63 Time travel

WHAT IT IS A distortion of the linear nature of time

WHY YOU WON’T DO IT See Back to the Future for what can go wrong

Aside from belligerent Martians, nothing has occupied the minds of science fiction writers as much as the possibility of time travel. So if you fancy reliving the past, seeing your future or popping back in time to meet your great-grandfather, how realistic are your chances?

In some ways, we’re all time travellers already – a second ago we were in the past, now we’re in the present and we’ll shortly be in the future. Okay, that’s cheating – what we really mean by time travel is journeying into the future more quickly than we do normally, or rewinding time and travelling to the past.

Accelerated travel into the future, at least, has a strong scientific basis. Albert Einstein’s famous theory of general relativity shows how time is affected by the gravity of large masses, moving at different speeds in different locations. This effect is called gravitational time dilation, and it’s been proved in many ways – for instance, the clocks of GPS satellites orbiting high above Earth pick up about a third of a billionth of a second per day over time compared to their ground-based equivalents.

A BRIDGE TOO FAR? For the aspiring time traveller, the wormhole offers some hope. Here the concept is illustrated by showing space and time imagined as a two-dimensional folded surface, allowing for a ‘bridge’ connecting two different points.

Obviously this is not something we would normally notice, but if we were able to, say, travel close to a huge black hole, such as Sagittarius A at the centre of our galaxy, we would experience time at half the speed of Earth. If we left Earth at the beginning of the year and spent a year circling the back hole, then by the time we returned home, two years would have passed on Earth. We would have travelled forwards in time.

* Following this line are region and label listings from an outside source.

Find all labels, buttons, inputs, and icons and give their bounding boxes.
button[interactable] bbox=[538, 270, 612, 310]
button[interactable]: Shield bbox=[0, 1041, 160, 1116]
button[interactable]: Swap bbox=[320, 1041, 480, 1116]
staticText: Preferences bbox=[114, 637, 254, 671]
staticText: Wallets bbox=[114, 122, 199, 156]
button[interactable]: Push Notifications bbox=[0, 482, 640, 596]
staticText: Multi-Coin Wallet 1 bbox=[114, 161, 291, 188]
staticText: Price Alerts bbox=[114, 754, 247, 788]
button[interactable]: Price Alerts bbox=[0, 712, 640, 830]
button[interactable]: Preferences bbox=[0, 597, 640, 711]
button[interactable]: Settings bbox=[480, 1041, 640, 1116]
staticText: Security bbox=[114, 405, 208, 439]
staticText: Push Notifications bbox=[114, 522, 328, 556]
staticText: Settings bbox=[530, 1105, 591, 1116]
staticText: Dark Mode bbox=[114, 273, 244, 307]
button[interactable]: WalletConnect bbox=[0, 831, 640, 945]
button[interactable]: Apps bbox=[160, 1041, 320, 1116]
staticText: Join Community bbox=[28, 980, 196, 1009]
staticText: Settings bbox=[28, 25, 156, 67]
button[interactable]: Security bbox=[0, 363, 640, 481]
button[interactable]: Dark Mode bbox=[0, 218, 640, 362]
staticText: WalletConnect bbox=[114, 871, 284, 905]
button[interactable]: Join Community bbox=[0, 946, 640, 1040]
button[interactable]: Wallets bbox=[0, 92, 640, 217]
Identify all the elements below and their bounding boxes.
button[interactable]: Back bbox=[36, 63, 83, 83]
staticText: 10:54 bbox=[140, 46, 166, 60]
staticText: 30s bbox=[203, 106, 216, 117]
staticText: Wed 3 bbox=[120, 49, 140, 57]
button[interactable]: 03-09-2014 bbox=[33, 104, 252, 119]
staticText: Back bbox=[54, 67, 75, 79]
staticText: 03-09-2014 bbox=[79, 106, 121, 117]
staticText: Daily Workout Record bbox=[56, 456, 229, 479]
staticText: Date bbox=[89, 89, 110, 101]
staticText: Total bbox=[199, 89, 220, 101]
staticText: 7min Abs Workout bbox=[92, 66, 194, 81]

Another form of time dilation effect happens when objects move at speeds close to the speed of light. Get close enough to the Universe’s ultimate speed limit, and you could travel for a week and miss a century of life on Earth. But to achieve this, you would need a vehicle 2,000 times faster than the fastest manned spacecraft ever built.

Confused yet? Well, we haven’t even started on travelling backwards in time. Our greatest minds are much less certain this is possible even in theory, but if it is, then some believe the answer again rests with black holes. Specifically, a ‘Kerr black hole’ is a theoretical construct created by rings of superdense neutron stars behaving in particular ways. This black hole could suck you in at one point and expel you at another, possibly in the future but perhaps in the past.

A slightly more familiar concept is the wormhole. This is a hypothetical tunnel through space and time connecting distant parts of the Universe. Scientists believe that wormholes exist in the submicroscopic ‘quantum foam’ of the Universe – but their entrance tunnels are less than a billion-billion-trillionth of a centimetre across. It’s clearly going to take more than a diet and some lycra to squeeze into that kind of opening, but some scientists believe that it might one day be possible to construct a giant version.

Elsewhere, physicist J. Richard Gott has outlined his theory of cosmic strings, objects that are narrower than an atom but exert massive gravitational pull affecting time dilation. By bringing two strings close together, it might be possible to form a time loop, propelling you into the future or back into the past.

If backward time travel is possible, however, many theorists are convinced that it would not be possible to go back further than the moment at which the method of travel was invented. This might explain why up we are not currently inundated with visitors from the future.

Of course, if it turns out that we can go back in time, we’ll still need to iron out causality. If one thing happens as a result of another, what happens if we go back and change the initial event? That’s the question posed by the ‘grandfather paradox’ – if you decide to go back in time to kill your grandfather when he is a child, your father won’t be born. And if he isn’t born, neither are you. So how can you be around to travel back through time in the first place? For more of this sort of thing, treat yourself to a box set of the Back to the Future movies.